Re: Tim’s question. I think the answer is, Duck wouldn’t bother to wipe his ass. Matt and I loved the Duck wanting to take a shit in their office scene so much that we kept rewinding the DVR to the moment he squats down and lets out a little fart. Did y’all notice that?
I think I’m going to save the recapping to the others and focus instead on the idea lingering with me since the episode’s end. Did Roger Sterling ever really hire Don Draper?
We explore in this episode the continuation of Don’s total free fall. His drunkenness is now all out in the open, and seriously affecting his work and personal life. When we saw that glimpse of known-drunk Duck Phillips at the awards ceremony, I thought, it won’t be long before Don lets his dog out into the Madison Avenue. (I’m still so sad about poor Chauncey.)
The parallel narrative throughout the episode is the story of how Roger met Don and how Don worked his way into a job at the old Sterling Coo. At the end, it appears Sterling has hired young Draper, but Sterling doesn’t remember it, possibly because he was in a drunken stupor, but - dare I say - was it because Don conned him into it? I know it’s extreme, but Don/Dick’s already created a new identity for himself, it wouldn’t be unthinkable for him to con his way into a job using the boss’ blackouts. No?
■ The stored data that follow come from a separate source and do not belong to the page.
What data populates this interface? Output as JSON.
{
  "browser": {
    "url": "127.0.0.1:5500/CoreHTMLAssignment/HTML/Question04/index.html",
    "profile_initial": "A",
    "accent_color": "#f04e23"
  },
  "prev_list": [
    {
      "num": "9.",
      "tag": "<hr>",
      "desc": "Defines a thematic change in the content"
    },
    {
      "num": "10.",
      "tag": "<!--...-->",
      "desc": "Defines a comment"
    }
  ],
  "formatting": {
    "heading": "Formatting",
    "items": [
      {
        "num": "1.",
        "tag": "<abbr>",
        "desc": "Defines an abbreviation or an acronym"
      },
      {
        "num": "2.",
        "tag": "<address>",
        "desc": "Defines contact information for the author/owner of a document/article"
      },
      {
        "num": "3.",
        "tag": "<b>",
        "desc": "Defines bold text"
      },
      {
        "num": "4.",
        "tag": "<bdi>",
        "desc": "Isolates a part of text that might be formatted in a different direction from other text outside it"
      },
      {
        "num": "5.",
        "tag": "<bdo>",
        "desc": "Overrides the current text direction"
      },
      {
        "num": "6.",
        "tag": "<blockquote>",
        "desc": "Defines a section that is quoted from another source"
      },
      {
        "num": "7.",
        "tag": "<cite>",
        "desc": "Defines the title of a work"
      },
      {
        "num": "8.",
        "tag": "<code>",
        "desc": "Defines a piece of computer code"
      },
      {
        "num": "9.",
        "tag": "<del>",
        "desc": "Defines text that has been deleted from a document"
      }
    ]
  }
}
Speaking of blackout, the director and writers did a great job of making me feel a bit disoriented as Don was living through his lost weekend. Let me see if I can piece this together correctly. During his binge, Don presents to Life a stolen idea, makes Peggy lock herself into a hotel room with the douchey art director, beds a pretty brunette but then gets rid of her and beds a waitress named Doris, starts going as Dick instead of Don, somehow sleeps until Sunday (thereby forgetting his kids) and then comes to with no knowledge that any of it had happened.
Note, of course, it was Peggy who showed up at his door to snap him out of his stupor. The reflexivity between their two characters continues. It was Don who rescued Peggy from her post-Pete’s-baby stupor, and Peggy who rescued Don from jail after he drunkenly crashed his car while going away with Bobbie Barrett.
Ultimately, Don ends up hiring someone he doesn’t want to because of a drunken mistake. Is that what Roger did too? Did Don just TELL Roger he hired him, since Don’s exactly cunning enough to know that Roger goes from “lubricated to morose” enough to make a drunken hire believable? Don’s whole personal and professional genius is selling a different version of reality, isn’t it? Looking forward to your responses.
STRAY OBSERVATIONS
-We finally find out just how far back Joan and Roger’s relationship goes. That couple was together for years! I loved Joan’s late fifties ‘do.
-While we were watching this episode, over on NBC the show was winning more Emmys, including best drama on TV. Word.
-Bravo, Peggy. Not only was the award-winning Glo Coat idea actually yours, you made Don clean up the “cure for the common cereal” mess honorably AND your naked take down of the chauvinist art director made me feel proud for womankind.
-Did y’all notice that John Aniston, father of Jenn Aniston and “Victor Kiriakis” on Days of our Lives, was the awards emcee? Oh, the good ol’ ‘Days.’